ShrinkTo5's Web site discusses the use of the program when copying a DVD under "fair use" terms - i.e., making a backup copy of a DVD that you have purchased (DVDs, of course, are notorious for being sensitive to scratches and other impairments that can totally mess up their ability to play properly). Whether or not fair use - meaning that you have a right to protect what you buy with a backup - applies to DVDs has not been disputed by any court anywhere; it's the copying of copyrighted content that is at issue.
So using Shrinkto5 to backup a home DVD is fine, and the program will not work on its own to convert copyright-protected commercial DVDs (in order to do that you need to download a readily available decryptor add-on for Shrinkto5 called machinist.dll, available on lots of Web sites). Which is why the media companies won't make any attempt to shut down Shrinkto5, as they have with some other copy programs, like DVDXCopy (http://www.dvdxcopy.com).
But we're nobody's fool. The main reason you'd want a program like Shrinkto5 is to shrink a DVD download ripped by a friendly file-sharing buddy that was bigger than the standard 4.7 GB you can record on single sided/single layer standard DVDs, or to copy a commercial movie recorded on a larger format size DVD (a good discussion of the issues involved is available at http://www.cdfreaks.com/article/114).
Shrinkto5 is by no means the only tool available to copy and compress commercial DVDs, as the previous link makes clear - but it is currently the easiest to use, free tool on-line right now. And it's "selling" (or rather, getting downloaded) like hotcakes.
Is it wrong to copy protected movies or music for personal backup/use, or even to give away free to friends?

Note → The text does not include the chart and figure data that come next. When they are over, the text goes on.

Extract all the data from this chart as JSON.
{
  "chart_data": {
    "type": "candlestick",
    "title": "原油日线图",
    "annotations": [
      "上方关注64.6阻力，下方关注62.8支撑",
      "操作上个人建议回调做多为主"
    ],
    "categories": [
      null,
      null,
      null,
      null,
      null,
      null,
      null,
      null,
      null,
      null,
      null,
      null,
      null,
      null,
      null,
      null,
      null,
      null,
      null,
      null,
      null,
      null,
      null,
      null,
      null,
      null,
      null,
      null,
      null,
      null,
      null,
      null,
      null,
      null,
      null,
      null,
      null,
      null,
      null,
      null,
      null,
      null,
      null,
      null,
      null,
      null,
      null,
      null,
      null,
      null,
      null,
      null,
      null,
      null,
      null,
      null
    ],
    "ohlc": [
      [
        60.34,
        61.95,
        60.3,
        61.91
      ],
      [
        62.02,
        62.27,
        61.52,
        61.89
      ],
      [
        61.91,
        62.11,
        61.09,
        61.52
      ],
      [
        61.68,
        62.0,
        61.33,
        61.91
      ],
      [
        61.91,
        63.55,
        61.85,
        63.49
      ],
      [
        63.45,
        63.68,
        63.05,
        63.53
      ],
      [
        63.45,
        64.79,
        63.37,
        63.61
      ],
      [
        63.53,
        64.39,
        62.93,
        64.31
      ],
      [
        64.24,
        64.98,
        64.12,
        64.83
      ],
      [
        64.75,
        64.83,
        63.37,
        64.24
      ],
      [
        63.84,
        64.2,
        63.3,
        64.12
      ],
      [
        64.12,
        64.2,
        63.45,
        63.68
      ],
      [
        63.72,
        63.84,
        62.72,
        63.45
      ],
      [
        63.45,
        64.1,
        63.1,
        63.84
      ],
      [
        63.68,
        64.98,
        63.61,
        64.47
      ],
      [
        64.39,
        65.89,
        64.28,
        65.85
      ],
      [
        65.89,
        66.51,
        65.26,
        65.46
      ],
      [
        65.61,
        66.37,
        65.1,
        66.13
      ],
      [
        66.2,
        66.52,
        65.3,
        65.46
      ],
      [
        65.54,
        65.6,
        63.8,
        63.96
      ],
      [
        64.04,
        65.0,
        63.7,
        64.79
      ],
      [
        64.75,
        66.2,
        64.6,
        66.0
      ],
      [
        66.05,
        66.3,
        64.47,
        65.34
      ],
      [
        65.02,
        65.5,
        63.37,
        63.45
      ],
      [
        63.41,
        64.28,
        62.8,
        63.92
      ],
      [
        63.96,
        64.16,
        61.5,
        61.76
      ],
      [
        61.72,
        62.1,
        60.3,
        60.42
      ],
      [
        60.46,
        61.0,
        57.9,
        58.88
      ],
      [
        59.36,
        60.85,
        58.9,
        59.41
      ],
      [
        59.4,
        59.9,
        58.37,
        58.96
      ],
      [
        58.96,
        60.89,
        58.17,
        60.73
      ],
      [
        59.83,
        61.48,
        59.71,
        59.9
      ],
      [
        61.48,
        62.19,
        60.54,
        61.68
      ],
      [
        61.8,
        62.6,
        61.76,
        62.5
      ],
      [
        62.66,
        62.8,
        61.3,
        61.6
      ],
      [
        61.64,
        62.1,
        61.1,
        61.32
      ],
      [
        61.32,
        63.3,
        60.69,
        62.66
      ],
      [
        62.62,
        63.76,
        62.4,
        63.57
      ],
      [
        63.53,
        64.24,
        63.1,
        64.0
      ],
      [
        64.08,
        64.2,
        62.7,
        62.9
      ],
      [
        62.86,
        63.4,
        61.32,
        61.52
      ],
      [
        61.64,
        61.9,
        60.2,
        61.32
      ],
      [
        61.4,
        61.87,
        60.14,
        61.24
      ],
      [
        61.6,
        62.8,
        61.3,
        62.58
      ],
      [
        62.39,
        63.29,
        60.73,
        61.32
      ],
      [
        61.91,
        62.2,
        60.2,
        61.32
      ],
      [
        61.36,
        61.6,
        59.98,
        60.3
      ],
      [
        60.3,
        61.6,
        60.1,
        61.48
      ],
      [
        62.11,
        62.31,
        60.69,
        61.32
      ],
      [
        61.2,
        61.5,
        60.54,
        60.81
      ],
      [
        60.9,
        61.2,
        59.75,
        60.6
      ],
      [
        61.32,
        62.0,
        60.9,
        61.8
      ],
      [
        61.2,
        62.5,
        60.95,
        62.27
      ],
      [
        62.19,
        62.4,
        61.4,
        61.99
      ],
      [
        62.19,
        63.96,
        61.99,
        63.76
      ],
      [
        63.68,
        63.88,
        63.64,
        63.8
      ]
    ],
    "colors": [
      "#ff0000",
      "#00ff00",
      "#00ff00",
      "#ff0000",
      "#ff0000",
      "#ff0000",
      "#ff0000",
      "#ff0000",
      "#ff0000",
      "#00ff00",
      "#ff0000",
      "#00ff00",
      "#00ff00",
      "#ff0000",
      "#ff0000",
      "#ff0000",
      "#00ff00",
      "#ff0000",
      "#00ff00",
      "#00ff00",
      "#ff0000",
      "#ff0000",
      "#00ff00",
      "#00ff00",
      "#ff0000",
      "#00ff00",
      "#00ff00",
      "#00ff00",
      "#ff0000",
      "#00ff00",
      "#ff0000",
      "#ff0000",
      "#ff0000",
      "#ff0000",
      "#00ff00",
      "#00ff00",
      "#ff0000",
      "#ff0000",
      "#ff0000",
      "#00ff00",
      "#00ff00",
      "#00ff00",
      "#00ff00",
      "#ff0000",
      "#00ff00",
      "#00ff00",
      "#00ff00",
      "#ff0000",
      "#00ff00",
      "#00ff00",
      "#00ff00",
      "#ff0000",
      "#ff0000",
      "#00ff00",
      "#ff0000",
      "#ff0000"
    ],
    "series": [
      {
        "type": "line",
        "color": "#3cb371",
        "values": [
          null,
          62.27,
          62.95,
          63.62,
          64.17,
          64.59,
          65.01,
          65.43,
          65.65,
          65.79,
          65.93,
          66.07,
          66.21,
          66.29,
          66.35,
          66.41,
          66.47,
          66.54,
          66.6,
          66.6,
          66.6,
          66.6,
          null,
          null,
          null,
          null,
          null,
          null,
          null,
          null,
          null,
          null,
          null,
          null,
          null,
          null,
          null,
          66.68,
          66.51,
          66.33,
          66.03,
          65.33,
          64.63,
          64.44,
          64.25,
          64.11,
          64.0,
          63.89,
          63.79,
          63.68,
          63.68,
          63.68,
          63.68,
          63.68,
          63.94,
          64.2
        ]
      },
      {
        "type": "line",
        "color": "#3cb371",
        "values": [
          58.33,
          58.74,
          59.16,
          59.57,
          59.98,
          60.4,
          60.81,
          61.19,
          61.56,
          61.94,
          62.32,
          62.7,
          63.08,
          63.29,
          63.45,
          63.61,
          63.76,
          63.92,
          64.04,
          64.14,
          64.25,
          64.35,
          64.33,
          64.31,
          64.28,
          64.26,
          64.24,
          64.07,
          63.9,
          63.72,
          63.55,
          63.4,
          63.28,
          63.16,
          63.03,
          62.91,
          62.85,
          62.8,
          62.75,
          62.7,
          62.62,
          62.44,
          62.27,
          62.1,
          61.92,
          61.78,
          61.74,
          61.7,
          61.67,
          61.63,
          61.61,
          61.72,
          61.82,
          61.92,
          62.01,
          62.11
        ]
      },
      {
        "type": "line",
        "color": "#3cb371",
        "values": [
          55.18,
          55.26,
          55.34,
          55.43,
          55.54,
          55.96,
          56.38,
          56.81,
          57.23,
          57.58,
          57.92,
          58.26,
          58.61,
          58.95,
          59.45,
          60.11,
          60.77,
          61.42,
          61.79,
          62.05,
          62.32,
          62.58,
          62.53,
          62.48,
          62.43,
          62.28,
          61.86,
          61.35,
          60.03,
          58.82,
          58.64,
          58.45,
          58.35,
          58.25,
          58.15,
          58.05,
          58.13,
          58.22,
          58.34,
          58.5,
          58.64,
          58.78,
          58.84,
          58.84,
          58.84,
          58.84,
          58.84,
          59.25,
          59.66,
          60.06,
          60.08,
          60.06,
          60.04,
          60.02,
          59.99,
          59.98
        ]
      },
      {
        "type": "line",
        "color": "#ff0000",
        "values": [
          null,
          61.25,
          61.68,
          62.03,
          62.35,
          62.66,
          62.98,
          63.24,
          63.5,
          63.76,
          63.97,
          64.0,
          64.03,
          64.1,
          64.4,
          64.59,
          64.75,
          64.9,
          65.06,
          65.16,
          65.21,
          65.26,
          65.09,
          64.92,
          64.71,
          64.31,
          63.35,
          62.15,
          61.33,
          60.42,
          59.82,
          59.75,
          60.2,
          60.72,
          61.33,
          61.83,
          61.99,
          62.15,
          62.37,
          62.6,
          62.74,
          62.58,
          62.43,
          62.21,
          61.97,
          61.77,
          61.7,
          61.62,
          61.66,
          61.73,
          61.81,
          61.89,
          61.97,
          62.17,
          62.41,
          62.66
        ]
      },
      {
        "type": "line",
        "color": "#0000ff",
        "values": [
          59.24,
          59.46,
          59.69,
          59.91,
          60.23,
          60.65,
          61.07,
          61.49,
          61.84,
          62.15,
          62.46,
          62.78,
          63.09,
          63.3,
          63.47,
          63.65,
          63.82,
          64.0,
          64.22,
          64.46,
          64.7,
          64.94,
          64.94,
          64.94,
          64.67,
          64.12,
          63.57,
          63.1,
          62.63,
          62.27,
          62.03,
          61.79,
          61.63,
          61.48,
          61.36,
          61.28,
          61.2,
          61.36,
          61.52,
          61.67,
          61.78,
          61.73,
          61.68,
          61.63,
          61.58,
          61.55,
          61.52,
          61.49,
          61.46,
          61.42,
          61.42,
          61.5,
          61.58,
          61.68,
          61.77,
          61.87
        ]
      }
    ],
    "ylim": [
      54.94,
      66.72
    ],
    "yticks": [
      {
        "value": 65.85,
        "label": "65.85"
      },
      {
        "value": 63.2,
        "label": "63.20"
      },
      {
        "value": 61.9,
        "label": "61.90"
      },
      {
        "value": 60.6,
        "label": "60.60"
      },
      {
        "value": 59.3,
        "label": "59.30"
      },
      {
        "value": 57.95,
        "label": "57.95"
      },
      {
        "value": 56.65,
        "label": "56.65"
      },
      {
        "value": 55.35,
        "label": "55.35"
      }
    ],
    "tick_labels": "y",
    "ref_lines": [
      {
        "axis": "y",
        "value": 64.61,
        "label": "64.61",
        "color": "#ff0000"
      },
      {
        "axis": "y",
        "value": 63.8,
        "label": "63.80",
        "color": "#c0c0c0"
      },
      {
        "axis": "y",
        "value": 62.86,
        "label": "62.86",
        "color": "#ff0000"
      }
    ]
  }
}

Most of us are familiar with the reasons against the practice, but the issue is by no means clearcut, at least according to groups like the Electronic Freedom Foundation (http://www.eff.org), which makes a point of challenging restrictions to attempts to limit rights of consumers of digital properties.
But there's no question that it's just a matter of time before the movie people get on the bandwagon and figure out ways to accommodate people who want to see the latest movies and are willing to pay - if they can access the movie through the Internet. Eventually, Hollywood is going to set up something like what's available for fans of Indian movies at http://bollywood.tv - where, for a flat monthly fee, you can watch dozens of Bollywood productions on-line.
Interestingly, the EFF has defended individuals against Apple, whose iPod, many believe, has done more to abet music downloading than all the computer file sharing programs altogether (given that the iTunes store with its 99 cent songs downloads is the most popular method of filling up those vast gigabytes of iPod space).
But it seems that Apple itself has started to "get it;" with the new video iPod, Apple will be allowing users to download TV shows the morning after they are aired (http://www.apple.com/itunes/download). With broadband a fact in almost every connected household, and programs like Shrinkto5 abounding, it's just a matter of time before you'll have the option of watching the latest Hollywood blockbuster on your TV a week after it's released in the comfort of your own home - without having to shlep down to Blockbuster in order to rent it!